Dans le même temps, nous voyons se réduire l'impact des usages et coutumes sur notre droit positif. Avant la deuxième guerre mondiale, la jurisprudence avait encore recours aux usages pour régler les conflits, mais aujourd'hui, il est devenu pratiquement impossible de les invoquer. Dès lors, j'ai pu avoir, à titre professionnel, l'expérience de règlements de succession inextricables – à Basse-Terre, par exemple –, dans lesquelles seuls des instruments exorbitants du droit commun auraient pu garantir les droits d'ayants droit de la sixième génération. À cet égard, le problème constitutionnel auquel est confronté ce texte est révélateur : l'instrument constitutionnel ne permet pas de traduire certaines particularités de notre territoire.
L'approche du rapporteur nous a donc paru, à moi et à mon groupe, la meilleure possible : elle consiste à prendre en compte en tant que telle une réalité d'usage, qui s'impose dans les faits, après avoir tenté pendant des décennies de la revisiter à travers des règles de droit d'origine romaine telles que la prescription acquisitive ou l'usucapion. Il ne servirait à rien, en effet, d'affirmer que cette réalité ne correspond pas aux enjeux constitutionnels. Nous devons construire une solution, mettre les bons mots au bon endroit. La Chancellerie aurait d'ailleurs pu se réveiller plus tôt, car cela représente un travail de longue haleine. Mais en tout état de cause, la réalité doit s'imposer au législateur.
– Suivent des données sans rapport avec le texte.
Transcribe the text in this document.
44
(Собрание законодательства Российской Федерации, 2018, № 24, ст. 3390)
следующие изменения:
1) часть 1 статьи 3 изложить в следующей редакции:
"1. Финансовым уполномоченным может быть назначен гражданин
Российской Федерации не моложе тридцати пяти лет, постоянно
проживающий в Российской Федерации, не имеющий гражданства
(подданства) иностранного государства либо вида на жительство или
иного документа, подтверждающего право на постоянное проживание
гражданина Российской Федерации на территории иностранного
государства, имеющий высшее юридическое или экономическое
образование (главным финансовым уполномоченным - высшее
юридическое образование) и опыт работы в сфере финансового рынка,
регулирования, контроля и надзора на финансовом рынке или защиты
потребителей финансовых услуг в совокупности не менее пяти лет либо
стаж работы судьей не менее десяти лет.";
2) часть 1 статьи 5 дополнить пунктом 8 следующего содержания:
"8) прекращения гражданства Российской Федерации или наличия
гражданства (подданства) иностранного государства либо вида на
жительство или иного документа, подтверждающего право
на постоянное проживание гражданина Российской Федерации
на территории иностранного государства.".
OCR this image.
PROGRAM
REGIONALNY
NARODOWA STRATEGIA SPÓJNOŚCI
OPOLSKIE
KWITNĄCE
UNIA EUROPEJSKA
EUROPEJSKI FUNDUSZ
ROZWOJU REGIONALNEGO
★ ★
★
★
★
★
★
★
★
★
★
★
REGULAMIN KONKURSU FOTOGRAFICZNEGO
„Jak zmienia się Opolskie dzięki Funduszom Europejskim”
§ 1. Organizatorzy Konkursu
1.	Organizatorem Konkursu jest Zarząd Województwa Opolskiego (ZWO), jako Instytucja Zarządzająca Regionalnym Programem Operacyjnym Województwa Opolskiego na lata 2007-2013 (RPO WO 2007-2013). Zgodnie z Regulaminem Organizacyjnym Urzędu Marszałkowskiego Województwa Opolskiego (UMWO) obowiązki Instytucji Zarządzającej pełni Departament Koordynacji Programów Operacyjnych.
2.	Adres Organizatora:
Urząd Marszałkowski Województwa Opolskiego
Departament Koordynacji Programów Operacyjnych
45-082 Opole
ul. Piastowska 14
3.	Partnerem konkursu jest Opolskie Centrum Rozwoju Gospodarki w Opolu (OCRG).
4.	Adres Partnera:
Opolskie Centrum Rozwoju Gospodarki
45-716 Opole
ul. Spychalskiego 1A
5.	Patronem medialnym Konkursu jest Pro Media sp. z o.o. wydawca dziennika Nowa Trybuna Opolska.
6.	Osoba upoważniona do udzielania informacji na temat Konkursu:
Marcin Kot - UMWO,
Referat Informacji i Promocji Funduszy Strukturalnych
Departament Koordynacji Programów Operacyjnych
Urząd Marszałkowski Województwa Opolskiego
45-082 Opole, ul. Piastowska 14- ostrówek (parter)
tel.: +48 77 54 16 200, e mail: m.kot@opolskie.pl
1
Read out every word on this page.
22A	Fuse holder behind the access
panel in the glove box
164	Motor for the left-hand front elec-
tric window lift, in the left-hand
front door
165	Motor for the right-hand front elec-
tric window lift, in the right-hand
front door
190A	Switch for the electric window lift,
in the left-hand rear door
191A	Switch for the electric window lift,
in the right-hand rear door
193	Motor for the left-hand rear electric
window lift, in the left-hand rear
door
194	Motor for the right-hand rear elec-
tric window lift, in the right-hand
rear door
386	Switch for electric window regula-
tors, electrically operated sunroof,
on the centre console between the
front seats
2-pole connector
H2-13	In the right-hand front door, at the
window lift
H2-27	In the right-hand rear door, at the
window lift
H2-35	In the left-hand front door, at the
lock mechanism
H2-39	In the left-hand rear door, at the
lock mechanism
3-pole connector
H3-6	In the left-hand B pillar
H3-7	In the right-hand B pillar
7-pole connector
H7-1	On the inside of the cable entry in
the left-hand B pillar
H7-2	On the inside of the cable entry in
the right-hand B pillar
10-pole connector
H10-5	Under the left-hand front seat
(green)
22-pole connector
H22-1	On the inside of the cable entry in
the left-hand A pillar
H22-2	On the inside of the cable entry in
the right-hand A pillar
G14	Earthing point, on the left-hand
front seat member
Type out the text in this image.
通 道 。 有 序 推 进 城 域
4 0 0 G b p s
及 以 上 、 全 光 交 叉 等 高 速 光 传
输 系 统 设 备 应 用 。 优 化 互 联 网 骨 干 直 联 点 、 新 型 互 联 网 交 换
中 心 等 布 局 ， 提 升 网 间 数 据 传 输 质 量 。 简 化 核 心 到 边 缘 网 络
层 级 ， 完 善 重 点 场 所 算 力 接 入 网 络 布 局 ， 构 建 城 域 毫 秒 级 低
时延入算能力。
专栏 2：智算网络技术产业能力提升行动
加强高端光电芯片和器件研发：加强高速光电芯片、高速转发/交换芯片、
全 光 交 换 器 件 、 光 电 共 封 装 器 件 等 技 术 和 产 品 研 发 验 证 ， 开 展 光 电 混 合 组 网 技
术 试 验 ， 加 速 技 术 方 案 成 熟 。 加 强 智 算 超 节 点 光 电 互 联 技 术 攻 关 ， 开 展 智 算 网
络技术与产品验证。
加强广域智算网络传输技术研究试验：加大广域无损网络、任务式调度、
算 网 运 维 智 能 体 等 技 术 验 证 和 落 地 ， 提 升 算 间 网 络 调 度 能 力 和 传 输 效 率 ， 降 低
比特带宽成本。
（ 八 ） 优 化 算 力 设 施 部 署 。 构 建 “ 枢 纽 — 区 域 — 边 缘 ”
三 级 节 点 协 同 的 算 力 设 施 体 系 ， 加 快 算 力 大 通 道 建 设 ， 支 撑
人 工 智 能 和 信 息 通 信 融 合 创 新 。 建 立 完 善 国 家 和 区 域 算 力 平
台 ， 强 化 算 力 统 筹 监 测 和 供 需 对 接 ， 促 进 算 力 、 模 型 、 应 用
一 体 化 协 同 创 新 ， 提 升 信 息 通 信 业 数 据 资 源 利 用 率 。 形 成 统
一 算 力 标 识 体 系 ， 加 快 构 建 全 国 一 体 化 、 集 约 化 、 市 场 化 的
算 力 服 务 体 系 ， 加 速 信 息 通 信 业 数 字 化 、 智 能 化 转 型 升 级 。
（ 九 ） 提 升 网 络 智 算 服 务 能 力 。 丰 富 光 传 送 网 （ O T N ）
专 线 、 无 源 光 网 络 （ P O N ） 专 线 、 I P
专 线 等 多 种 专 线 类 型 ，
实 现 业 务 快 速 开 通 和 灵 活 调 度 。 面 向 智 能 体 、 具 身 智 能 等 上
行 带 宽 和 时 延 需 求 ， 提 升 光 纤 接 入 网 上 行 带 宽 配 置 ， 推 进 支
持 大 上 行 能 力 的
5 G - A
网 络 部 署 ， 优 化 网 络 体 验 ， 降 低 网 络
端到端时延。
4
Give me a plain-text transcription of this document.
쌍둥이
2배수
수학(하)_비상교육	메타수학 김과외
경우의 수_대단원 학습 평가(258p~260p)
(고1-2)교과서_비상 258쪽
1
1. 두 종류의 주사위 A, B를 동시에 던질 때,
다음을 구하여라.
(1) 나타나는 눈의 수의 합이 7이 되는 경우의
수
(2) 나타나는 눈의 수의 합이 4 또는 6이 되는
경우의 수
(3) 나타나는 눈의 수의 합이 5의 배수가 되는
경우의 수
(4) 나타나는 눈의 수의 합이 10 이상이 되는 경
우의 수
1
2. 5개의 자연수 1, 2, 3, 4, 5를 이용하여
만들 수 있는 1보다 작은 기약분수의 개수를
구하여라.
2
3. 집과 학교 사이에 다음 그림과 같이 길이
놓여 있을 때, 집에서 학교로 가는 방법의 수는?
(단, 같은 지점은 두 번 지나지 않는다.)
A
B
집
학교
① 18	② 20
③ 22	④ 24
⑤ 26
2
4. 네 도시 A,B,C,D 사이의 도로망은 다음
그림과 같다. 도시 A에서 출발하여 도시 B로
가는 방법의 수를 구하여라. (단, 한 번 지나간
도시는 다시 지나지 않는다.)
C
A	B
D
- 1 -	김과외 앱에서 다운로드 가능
Nous devons donc avancer, et ne pas faiblir, d'autant qu'il y a unanimité sur l'objectif et que les dispositions de la proposition de loi représentent la meilleure stratégie pour l'atteindre. L'ensemble des dix-huit articles visite les bonnes questions – y compris pour ce qui concerne Mayotte. Si la Chancellerie souhaite en remettre en cause certains aspects, elle doit alors apporter ses propres solutions.
La proposition de loi porte une triple stratégie. En matière d'aménagement du territoire, tout d'abord ; quand on visite les départements et régions concernés, on voit bien que les opérations sont bloquées depuis des années. Certains accuseront l'État, d'autres les élus locaux, le manque de moyens ou les organismes HLM ; mais on sait que la réalité n'est pas celle-là.
La deuxième concerne l'équité territoriale. Si les instruments que donne la République aux actions de développement n'ont pas les mêmes effets partout, il faut les corriger.
Enfin, la troisième est une stratégie de justice sociale. On ne peut, en effet, parler de progrès dans ces territoires sans que les instruments de leur développement soient rendus concrètement disponibles.
C'est pourquoi le groupe socialiste soutient fermement ce projet, et souhaite que la Commission continue à jouer son rôle en invitant ceux qui mettent en avant d'éventuels risques à proposer les solutions destinées à les éviter.